Une étude publiée dans la revue Jama Network Open et menée par les chercheurs de l’hôpital Necker-Enfants malades de l’AP-HP et de l’Université Paris Cité associées à des collègues de l’Inserm révèle que le nombre de bébés secoués a été multiplié par deux en région parisienne entre 2020-2021 et 2017-2019… et la mortalité par neuf. Seule différence notable entre ces deux périodes, le confinement dû au coronavirus !
Le syndrome du bébé secoué (SBS) témoigne de la maltraitance et la négligence dont les nourrissons peuvent être victimes. Ces secousses extrêmement violentes sont exercées généralement en saisissant le bébé par ses aisselles ou son thorax. Sa tête qui se balance d’avant en arrière entraîne des chocs de son cerveau sur les parois de son crâne. Le nourrisson peut arrêter de respirer et subir des lésions cérébrales, oculaires et de la moelle épinière, mais aussi des pertes de neurones qui l’impacteront le reste de sa vie…

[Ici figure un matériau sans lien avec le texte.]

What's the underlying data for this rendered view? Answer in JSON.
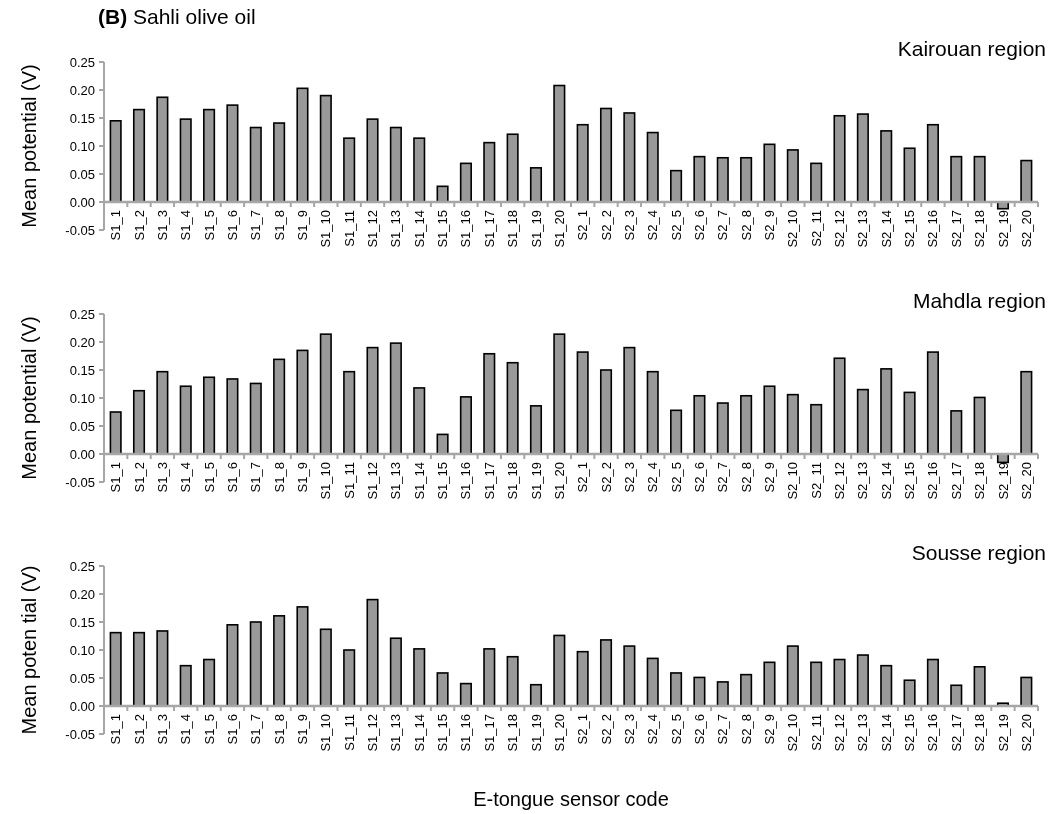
{
  "chart_data": [
    {
      "type": "bar",
      "title": "(B) Sahli olive oil",
      "subtitle": "Kairouan region",
      "ylabel": "Mean potential (V)",
      "color": "#999999",
      "categories": [
        "S1_1",
        "S1_2",
        "S1_3",
        "S1_4",
        "S1_5",
        "S1_6",
        "S1_7",
        "S1_8",
        "S1_9",
        "S1_10",
        "S1_11",
        "S1_12",
        "S1_13",
        "S1_14",
        "S1_15",
        "S1_16",
        "S1_17",
        "S1_18",
        "S1_19",
        "S1_20",
        "S2_1",
        "S2_2",
        "S2_3",
        "S2_4",
        "S2_5",
        "S2_6",
        "S2_7",
        "S2_8",
        "S2_9",
        "S2_10",
        "S2_11",
        "S2_12",
        "S2_13",
        "S2_14",
        "S2_15",
        "S2_16",
        "S2_17",
        "S2_18",
        "S2_19",
        "S2_20"
      ],
      "values": [
        0.145,
        0.165,
        0.187,
        0.148,
        0.165,
        0.173,
        0.133,
        0.141,
        0.203,
        0.19,
        0.114,
        0.148,
        0.133,
        0.114,
        0.028,
        0.069,
        0.106,
        0.121,
        0.061,
        0.208,
        0.138,
        0.167,
        0.159,
        0.124,
        0.056,
        0.081,
        0.079,
        0.079,
        0.103,
        0.093,
        0.069,
        0.154,
        0.157,
        0.127,
        0.096,
        0.138,
        0.081,
        0.081,
        -0.012,
        0.074
      ],
      "ylim": [
        -0.05,
        0.25
      ],
      "yticks": [
        {
          "value": -0.05,
          "label": "-0.05"
        },
        {
          "value": 0,
          "label": "0.00"
        },
        {
          "value": 0.05,
          "label": "0.05"
        },
        {
          "value": 0.1,
          "label": "0.10"
        },
        {
          "value": 0.15,
          "label": "0.15"
        },
        {
          "value": 0.2,
          "label": "0.20"
        },
        {
          "value": 0.25,
          "label": "0.25"
        }
      ]
    },
    {
      "type": "bar",
      "subtitle": "Mahdla region",
      "ylabel": "Mean potential (V)",
      "color": "#999999",
      "categories": [
        "S1_1",
        "S1_2",
        "S1_3",
        "S1_4",
        "S1_5",
        "S1_6",
        "S1_7",
        "S1_8",
        "S1_9",
        "S1_10",
        "S1_11",
        "S1_12",
        "S1_13",
        "S1_14",
        "S1_15",
        "S1_16",
        "S1_17",
        "S1_18",
        "S1_19",
        "S1_20",
        "S2_1",
        "S2_2",
        "S2_3",
        "S2_4",
        "S2_5",
        "S2_6",
        "S2_7",
        "S2_8",
        "S2_9",
        "S2_10",
        "S2_11",
        "S2_12",
        "S2_13",
        "S2_14",
        "S2_15",
        "S2_16",
        "S2_17",
        "S2_18",
        "S2_19",
        "S2_20"
      ],
      "values": [
        0.075,
        0.113,
        0.147,
        0.121,
        0.137,
        0.134,
        0.126,
        0.169,
        0.185,
        0.214,
        0.147,
        0.19,
        0.198,
        0.118,
        0.035,
        0.102,
        0.179,
        0.163,
        0.086,
        0.214,
        0.182,
        0.15,
        0.19,
        0.147,
        0.078,
        0.104,
        0.091,
        0.104,
        0.121,
        0.106,
        0.088,
        0.171,
        0.115,
        0.152,
        0.11,
        0.182,
        0.077,
        0.101,
        -0.015,
        0.147
      ],
      "ylim": [
        -0.05,
        0.25
      ],
      "yticks": [
        {
          "value": -0.05,
          "label": "-0.05"
        },
        {
          "value": 0,
          "label": "0.00"
        },
        {
          "value": 0.05,
          "label": "0.05"
        },
        {
          "value": 0.1,
          "label": "0.10"
        },
        {
          "value": 0.15,
          "label": "0.15"
        },
        {
          "value": 0.2,
          "label": "0.20"
        },
        {
          "value": 0.25,
          "label": "0.25"
        }
      ]
    },
    {
      "type": "bar",
      "subtitle": "Sousse region",
      "ylabel": "Mean poten tial (V)",
      "xlabel": "E-tongue sensor code",
      "color": "#999999",
      "categories": [
        "S1_1",
        "S1_2",
        "S1_3",
        "S1_4",
        "S1_5",
        "S1_6",
        "S1_7",
        "S1_8",
        "S1_9",
        "S1_10",
        "S1_11",
        "S1_12",
        "S1_13",
        "S1_14",
        "S1_15",
        "S1_16",
        "S1_17",
        "S1_18",
        "S1_19",
        "S1_20",
        "S2_1",
        "S2_2",
        "S2_3",
        "S2_4",
        "S2_5",
        "S2_6",
        "S2_7",
        "S2_8",
        "S2_9",
        "S2_10",
        "S2_11",
        "S2_12",
        "S2_13",
        "S2_14",
        "S2_15",
        "S2_16",
        "S2_17",
        "S2_18",
        "S2_19",
        "S2_20"
      ],
      "values": [
        0.131,
        0.131,
        0.134,
        0.072,
        0.083,
        0.145,
        0.15,
        0.161,
        0.177,
        0.137,
        0.1,
        0.19,
        0.121,
        0.102,
        0.059,
        0.04,
        0.102,
        0.088,
        0.038,
        0.126,
        0.097,
        0.118,
        0.107,
        0.085,
        0.059,
        0.051,
        0.043,
        0.056,
        0.078,
        0.107,
        0.078,
        0.083,
        0.091,
        0.072,
        0.046,
        0.083,
        0.037,
        0.07,
        0.005,
        0.051
      ],
      "ylim": [
        -0.05,
        0.25
      ],
      "yticks": [
        {
          "value": -0.05,
          "label": "-0.05"
        },
        {
          "value": 0,
          "label": "0.00"
        },
        {
          "value": 0.05,
          "label": "0.05"
        },
        {
          "value": 0.1,
          "label": "0.10"
        },
        {
          "value": 0.15,
          "label": "0.15"
        },
        {
          "value": 0.2,
          "label": "0.20"
        },
        {
          "value": 0.25,
          "label": "0.25"
        }
      ]
    }
  ]
}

Les bébés connaîtront des séquelles lourdes dues à ces lésions cérébrales : retards du développement psychomoteur ou handicaps moteurs, troubles cognitifs et difficultés d’apprentissage, problèmes de comportement, déficit visuel ou cécité, déficit auditif ou surdité et crises épileptiques. Bon nombre resteront handicapés à vie… s’ils survivent. Car ces secousses d’une extrême violence restent la cause plus fréquente de décès traumatique chez ces petits dans les pays riches. Une étude de la Haute Autorité de Santé a même montré que le taux de récidive était élevé, les bébés secoués l’ayant été en moyenne 10 fois…
Selon cette dernière étude, sur les 99 nourrissons atteints de SBS, 87 % montraient une rupture des veines qui relient le cerveau à la paroi interne du crâne, 75 % des hémorragies rétiniennes, 32 % des fractures, 26 % un état de mal épileptique, et 13 % sont décédés. Ces chiffres terribles viennent confirmer une inquiétude exprimée par les scientifiques, mais également les médecins et les acteurs sociaux sur les effets dévastateurs du confinement. Le fait d’ailleurs que le SBS soir resté stable pendant la première année de la crise sanitaire (début 2020) s’explique simplement par le fait que les détresses psychologiques des adultes n’étaient pas encore arrivées à leur point de paroxysme.
Lors de la campagne nationale de sensibilisation au syndrome du bébé secoué lancée en janvier dernier, la Dr Anne Laurent-Vannier, ancienne cheffe du pôle de rééducation de l’enfant aux hôpitaux de Saint-Maurice et experte près la Cour de cassation, expliquait qu’il était tout à fait humain d’être exaspéré [par les pleurs d’un bébé] quand on est fatigué. Que faire alors ? Surtout s’abstenir de le secouer ! Il suffit de le coucher dans son lit et de quitter la pièce ! « [Si] l’enfant ne risque rien à pleurer dans son lit, il peut risquer beaucoup à être dans les bras d’un adulte exaspéré », concluait-elle.
Il aura fallu attendre l’2021 et une année de Covid-19 pour voir se multiplier ces drames en Île-de-France. Le confinement aura donc rendu les adultes bien plus « hors de contrôle » qu’ils ne paraissaient déjà. La colère, l’exaspération ou la sensation d’enfermement ne justifient pas le pire. Rappelons que les peines d’emprisonnement encourues par les auteurs de violences aggravées sont de 20 ans pour celles ayant entraîné une mutilation ou une infirmité permanente et de 30 ans pour celles ayant entraîné la mort sans intention de la donner.